Başbakan Erdoğan'ın kararlı tutumu ve güvenlik güçlerimizin yıllarca süren mücadeleleri neticesinde çökertilen KCK terör örgütü mensuplarının serbest bırakılması, telâfisi mümkün olmayan bir hata olur. 4. Cemevlerinin bir inanç ve kültür merkezi olarak hizmet verebilmesi için gerekli her türlü imkân sağlanması olumludur. Ancak bu yapılırken Alevî canlarımızı İslâm dışı bir statü içerisinde düşünmek ve bunu çağrıştıran düzenlemeler yapmak mümkün değildir. 5. Türkiye'deki ve Balkanlar'daki bir kısım kardeşimiz
Çingene' şeklinde adlandırılmakta ve kimliğini Müslüman ve Türk olarak ifade etmektedir. Bütün dillerde Çingene (gipsy) deyimi kullanmakta ve bu deyim hiçbir şekilde Amerika'daki 'Zenci' deyimi gibi küçültücü anlamda kullanılmamaktadır.
Türk Çingenelerinin 'Roman' olarak adlandırılması son derece saçma bir uygulamadır. Çünkü bizim Çingenelerimizin Romen menşeli oldukların söylenemez. Ancak, bir çok sorunları ve ihtiyaçlarımızı olan bu kardeşlerimize destek vermek elbette boynumuzun borcudur.

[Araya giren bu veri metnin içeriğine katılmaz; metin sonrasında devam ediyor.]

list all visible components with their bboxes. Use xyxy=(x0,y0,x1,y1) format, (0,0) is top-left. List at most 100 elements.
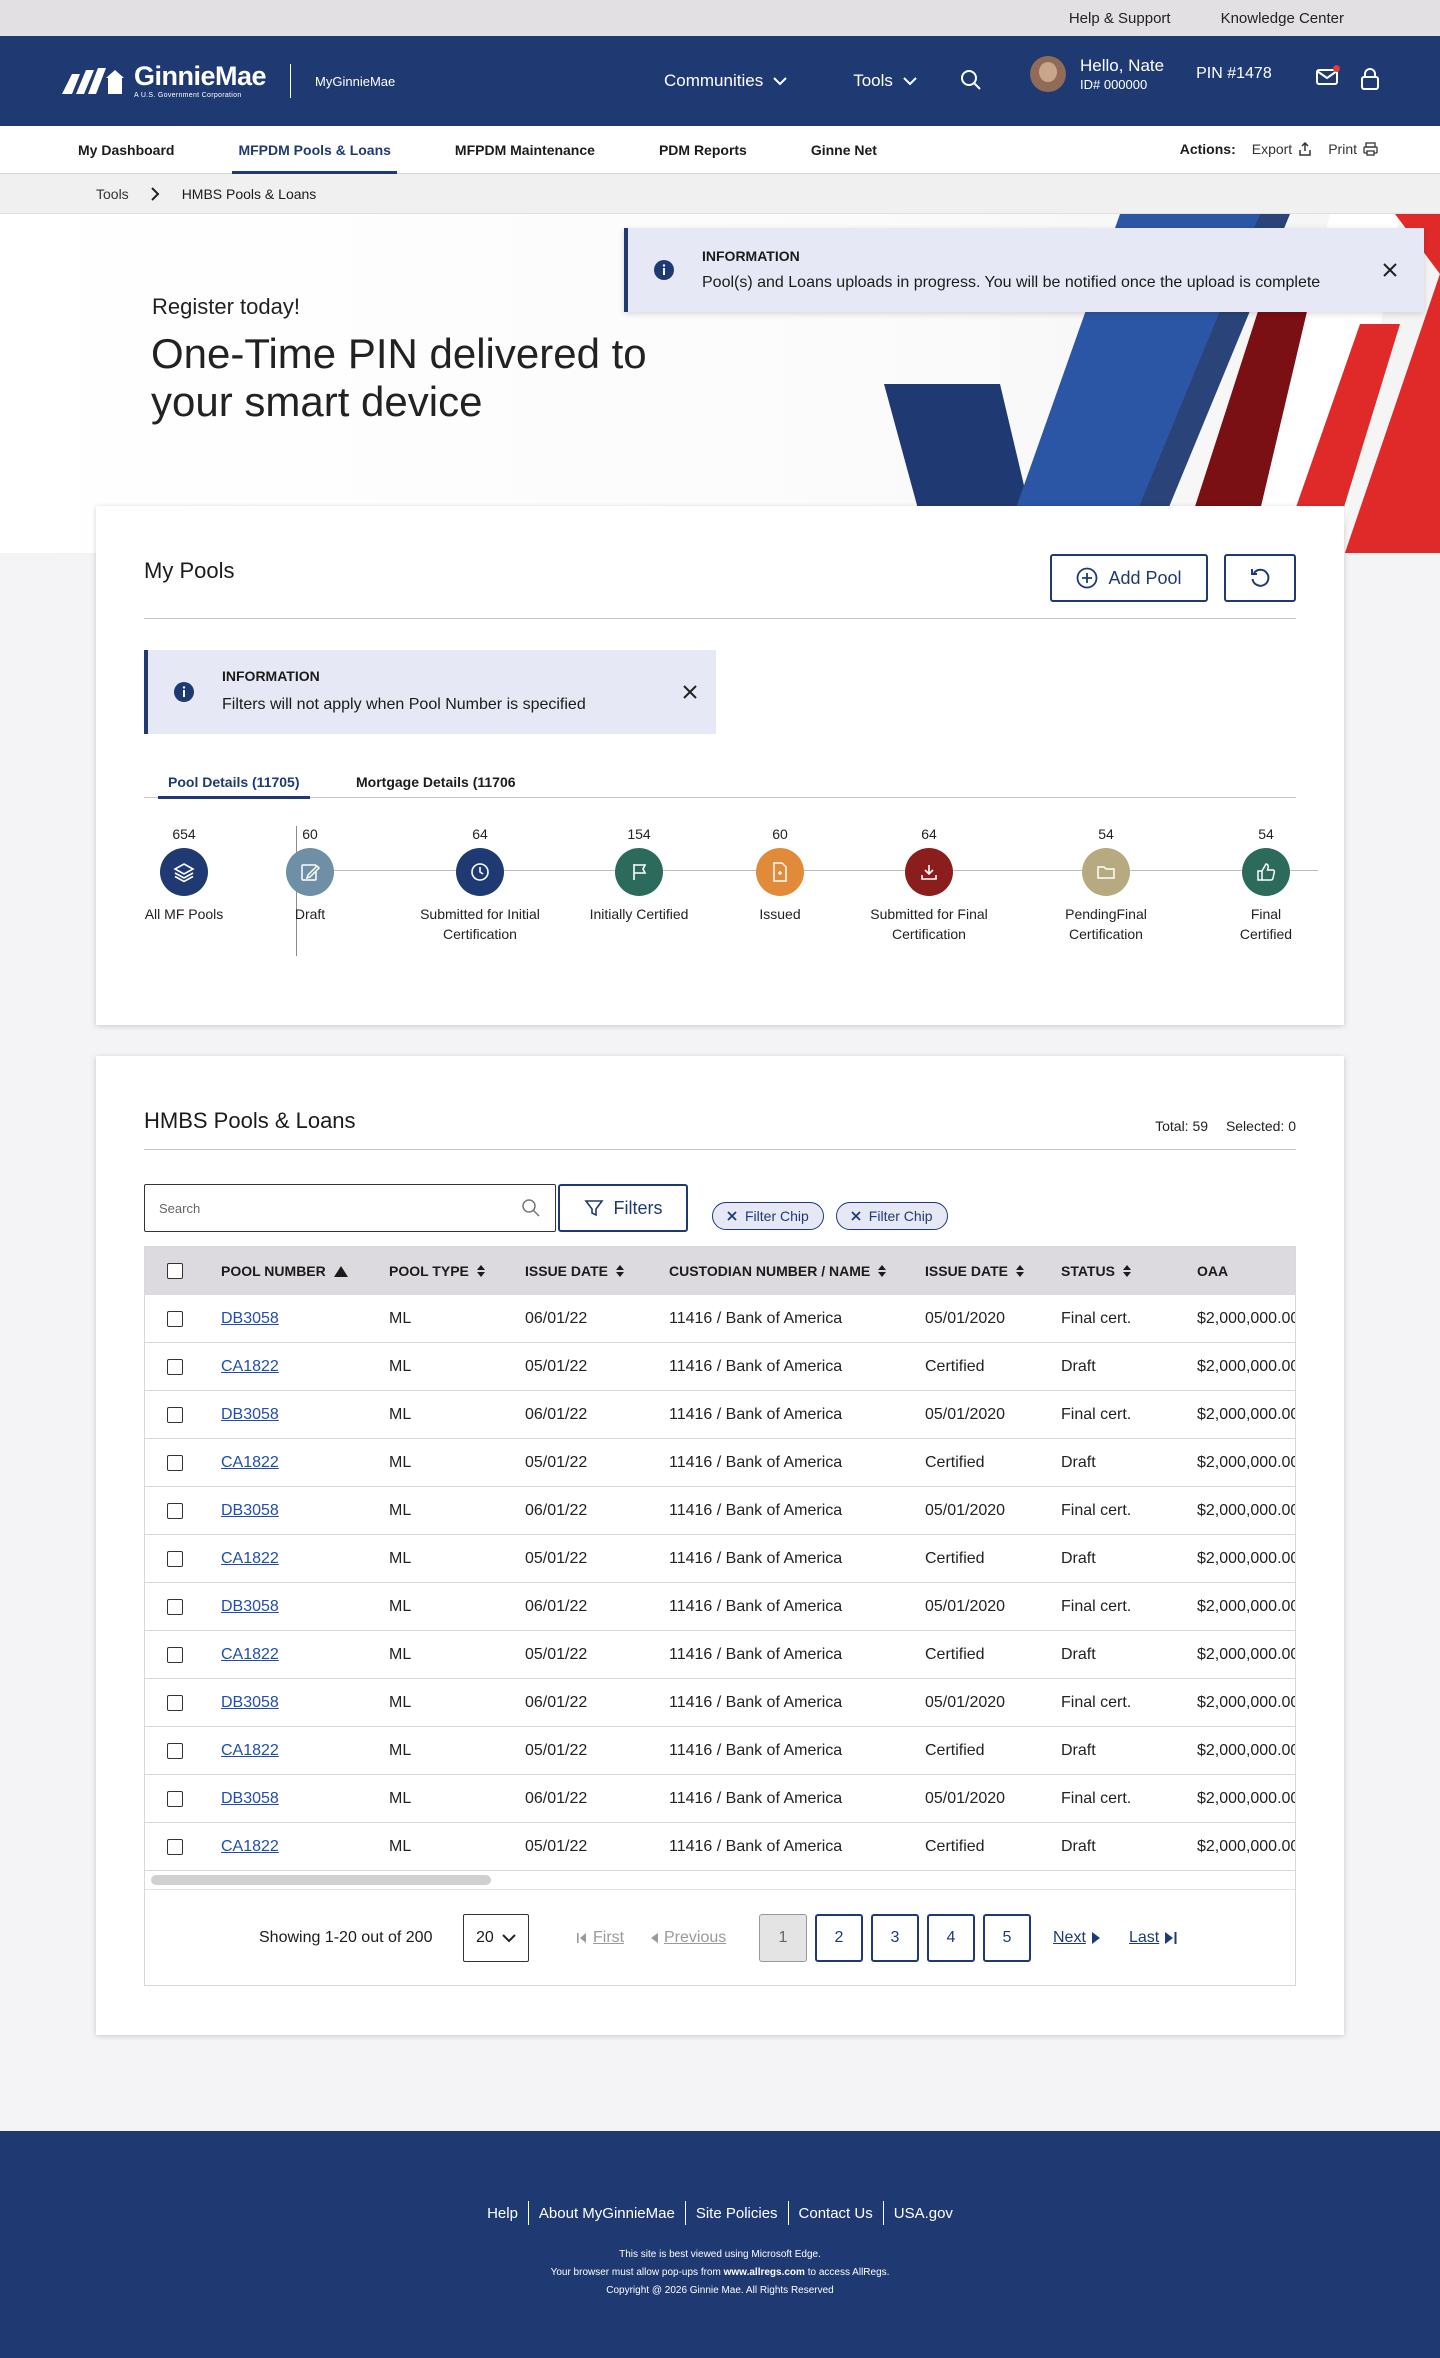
section-divider xyxy=(144,618,1296,619)
table-row[interactable]: CA1822 ML 05/01/22 11416 / Bank of America C… xyxy=(145,1439,1295,1487)
page-1-button[interactable]: 1 xyxy=(759,1914,807,1962)
column-pool-number[interactable]: POOL NUMBER xyxy=(221,1247,348,1295)
pool-number-link[interactable]: DB3058 xyxy=(221,1679,279,1727)
last-page-link[interactable]: Last xyxy=(1129,1914,1177,1962)
footer-link-help[interactable]: Help xyxy=(477,2201,528,2225)
page-3-button[interactable]: 3 xyxy=(871,1914,919,1962)
table-row[interactable]: DB3058 ML 06/01/22 11416 / Bank of America 0… xyxy=(145,1583,1295,1631)
table-row[interactable]: DB3058 ML 06/01/22 11416 / Bank of America 0… xyxy=(145,1679,1295,1727)
previous-page-link[interactable]: Previous xyxy=(651,1914,726,1962)
row-checkbox[interactable] xyxy=(167,1295,183,1343)
row-checkbox[interactable] xyxy=(167,1439,183,1487)
status-all-mf-pools[interactable]: 654 All MF Pools xyxy=(114,826,254,924)
column-status[interactable]: STATUS xyxy=(1061,1247,1131,1295)
tab-mortgage-details[interactable]: Mortgage Details (11706 xyxy=(356,774,516,790)
allregs-link[interactable]: www.allregs.com xyxy=(724,2267,805,2278)
pool-number-link[interactable]: DB3058 xyxy=(221,1775,279,1823)
close-icon[interactable] xyxy=(851,1211,861,1221)
knowledge-center-link[interactable]: Knowledge Center xyxy=(1221,10,1344,27)
footer-link-about[interactable]: About MyGinnieMae xyxy=(527,2201,685,2225)
row-checkbox[interactable] xyxy=(167,1727,183,1775)
column-issue-date[interactable]: ISSUE DATE xyxy=(525,1247,624,1295)
nav-tools[interactable]: Tools xyxy=(853,71,917,91)
row-checkbox[interactable] xyxy=(167,1775,183,1823)
export-icon xyxy=(1299,142,1311,156)
table-row[interactable]: CA1822 ML 05/01/22 11416 / Bank of America C… xyxy=(145,1823,1295,1871)
logout-button[interactable] xyxy=(1360,68,1380,90)
status-submitted-initial[interactable]: 64 Submitted for Initial Certification xyxy=(410,826,550,944)
table-row[interactable]: DB3058 ML 06/01/22 11416 / Bank of America 0… xyxy=(145,1295,1295,1343)
user-menu[interactable]: Hello, Nate ID# 000000 PIN #1478 xyxy=(1030,56,1272,92)
status-pending-final[interactable]: 54 PendingFinal Certification xyxy=(1036,826,1176,944)
table-row[interactable]: DB3058 ML 06/01/22 11416 / Bank of America 0… xyxy=(145,1487,1295,1535)
export-button[interactable]: Export xyxy=(1252,141,1312,157)
row-checkbox[interactable] xyxy=(167,1823,183,1871)
mail-button[interactable] xyxy=(1316,65,1340,90)
table-row[interactable]: CA1822 ML 05/01/22 11416 / Bank of America C… xyxy=(145,1727,1295,1775)
table-row[interactable]: CA1822 ML 05/01/22 11416 / Bank of America C… xyxy=(145,1535,1295,1583)
row-checkbox[interactable] xyxy=(167,1679,183,1727)
row-checkbox[interactable] xyxy=(167,1631,183,1679)
next-page-link[interactable]: Next xyxy=(1053,1914,1100,1962)
row-checkbox[interactable] xyxy=(167,1487,183,1535)
status-issued[interactable]: 60 Issued xyxy=(710,826,850,924)
tab-mfpdm-pools-loans[interactable]: MFPDM Pools & Loans xyxy=(232,126,398,174)
row-checkbox[interactable] xyxy=(167,1535,183,1583)
row-checkbox[interactable] xyxy=(167,1391,183,1439)
table-row[interactable]: CA1822 ML 05/01/22 11416 / Bank of America C… xyxy=(145,1631,1295,1679)
page-2-button[interactable]: 2 xyxy=(815,1914,863,1962)
tab-my-dashboard[interactable]: My Dashboard xyxy=(78,126,174,174)
page-5-button[interactable]: 5 xyxy=(983,1914,1031,1962)
add-pool-button[interactable]: Add Pool xyxy=(1050,554,1208,602)
status-initially-certified[interactable]: 154 Initially Certified xyxy=(569,826,709,924)
print-button[interactable]: Print xyxy=(1328,141,1378,157)
first-page-link[interactable]: First xyxy=(577,1914,624,1962)
ginniemae-logo[interactable]: GinnieMae A U.S. Government Corporation … xyxy=(62,63,395,99)
pool-number-link[interactable]: DB3058 xyxy=(221,1487,279,1535)
table-row[interactable]: DB3058 ML 06/01/22 11416 / Bank of America 0… xyxy=(145,1391,1295,1439)
nav-communities[interactable]: Communities xyxy=(664,71,787,91)
pool-number-link[interactable]: DB3058 xyxy=(221,1295,279,1343)
horizontal-scrollbar[interactable] xyxy=(151,1875,491,1885)
table-row[interactable]: CA1822 ML 05/01/22 11416 / Bank of America C… xyxy=(145,1343,1295,1391)
header-search-button[interactable] xyxy=(960,69,982,91)
pool-number-link[interactable]: CA1822 xyxy=(221,1823,279,1871)
column-pool-type[interactable]: POOL TYPE xyxy=(389,1247,485,1295)
close-icon[interactable] xyxy=(682,684,698,700)
column-oaa[interactable]: OAA xyxy=(1197,1247,1228,1295)
pool-number-link[interactable]: DB3058 xyxy=(221,1583,279,1631)
filter-chip[interactable]: Filter Chip xyxy=(835,1202,948,1230)
pool-number-link[interactable]: CA1822 xyxy=(221,1343,279,1391)
pool-number-link[interactable]: CA1822 xyxy=(221,1727,279,1775)
page-size-select[interactable]: 20 xyxy=(463,1914,529,1962)
status-draft[interactable]: 60 Draft xyxy=(240,826,380,924)
column-custodian[interactable]: CUSTODIAN NUMBER / NAME xyxy=(669,1247,887,1295)
tab-ginne-net[interactable]: Ginne Net xyxy=(811,126,877,174)
page-4-button[interactable]: 4 xyxy=(927,1914,975,1962)
footer-link-contact[interactable]: Contact Us xyxy=(787,2201,883,2225)
table-row[interactable]: DB3058 ML 06/01/22 11416 / Bank of America 0… xyxy=(145,1775,1295,1823)
filters-button[interactable]: Filters xyxy=(558,1184,688,1232)
tab-mfpdm-maintenance[interactable]: MFPDM Maintenance xyxy=(455,126,595,174)
pool-number-link[interactable]: CA1822 xyxy=(221,1439,279,1487)
row-checkbox[interactable] xyxy=(167,1343,183,1391)
help-support-link[interactable]: Help & Support xyxy=(1069,10,1171,27)
row-checkbox[interactable] xyxy=(167,1583,183,1631)
pool-number-link[interactable]: DB3058 xyxy=(221,1391,279,1439)
pool-number-link[interactable]: CA1822 xyxy=(221,1631,279,1679)
status-final-certified[interactable]: 54 Final Certified xyxy=(1196,826,1336,944)
column-issue-date-2[interactable]: ISSUE DATE xyxy=(925,1247,1024,1295)
refresh-button[interactable] xyxy=(1224,554,1296,602)
close-icon[interactable] xyxy=(1382,262,1398,278)
footer-link-usa-gov[interactable]: USA.gov xyxy=(882,2201,963,2225)
filter-chip[interactable]: Filter Chip xyxy=(712,1202,824,1230)
pool-number-link[interactable]: CA1822 xyxy=(221,1535,279,1583)
close-icon[interactable] xyxy=(727,1211,737,1221)
breadcrumb-tools[interactable]: Tools xyxy=(96,186,129,202)
tab-pdm-reports[interactable]: PDM Reports xyxy=(659,126,747,174)
status-submitted-final[interactable]: 64 Submitted for Final Certification xyxy=(859,826,999,944)
footer-link-site-policies[interactable]: Site Policies xyxy=(684,2201,788,2225)
select-all-checkbox[interactable] xyxy=(167,1247,183,1295)
tab-pool-details[interactable]: Pool Details (11705) xyxy=(158,774,309,799)
table-search-input[interactable]: Search xyxy=(144,1184,556,1232)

6. Süryani vatandaşlarımıza 'azınlık' statüsü verilirse -ki, bu Lozan'ın çiğnenmesi demektir, ana dilde eğitim yapılabilir. Aksi takdirde, Süryaniler de resmî eğitim dili olan Türkçe ile eğitim yapacaklardır. 7. Rum Vakıf Üniversitesi'nin kurulması ve Heybeliada Ruhban Okulu'nun bu çatı altında açılması mümkündür. Ancak, Yunanistan'la olan ilişkilerimizde, mütekabiliyet ve nısfet çerçevesinde, iki bin nüfuslu İstanbul Rumları için üniversite açılırken, 400 bin Türk'ün yaşadığı Batı Trakya'da da mutlaka bir Türk vakıf üniversitesi kurulmalı ve din eğitimi ihtiyacı giderilmelidir. Aksi takdirde Rum Vakıf Üniversitesi kurulmasına ve Heybeliada Ruhban Okulu'nun açılmasına izin verilemez.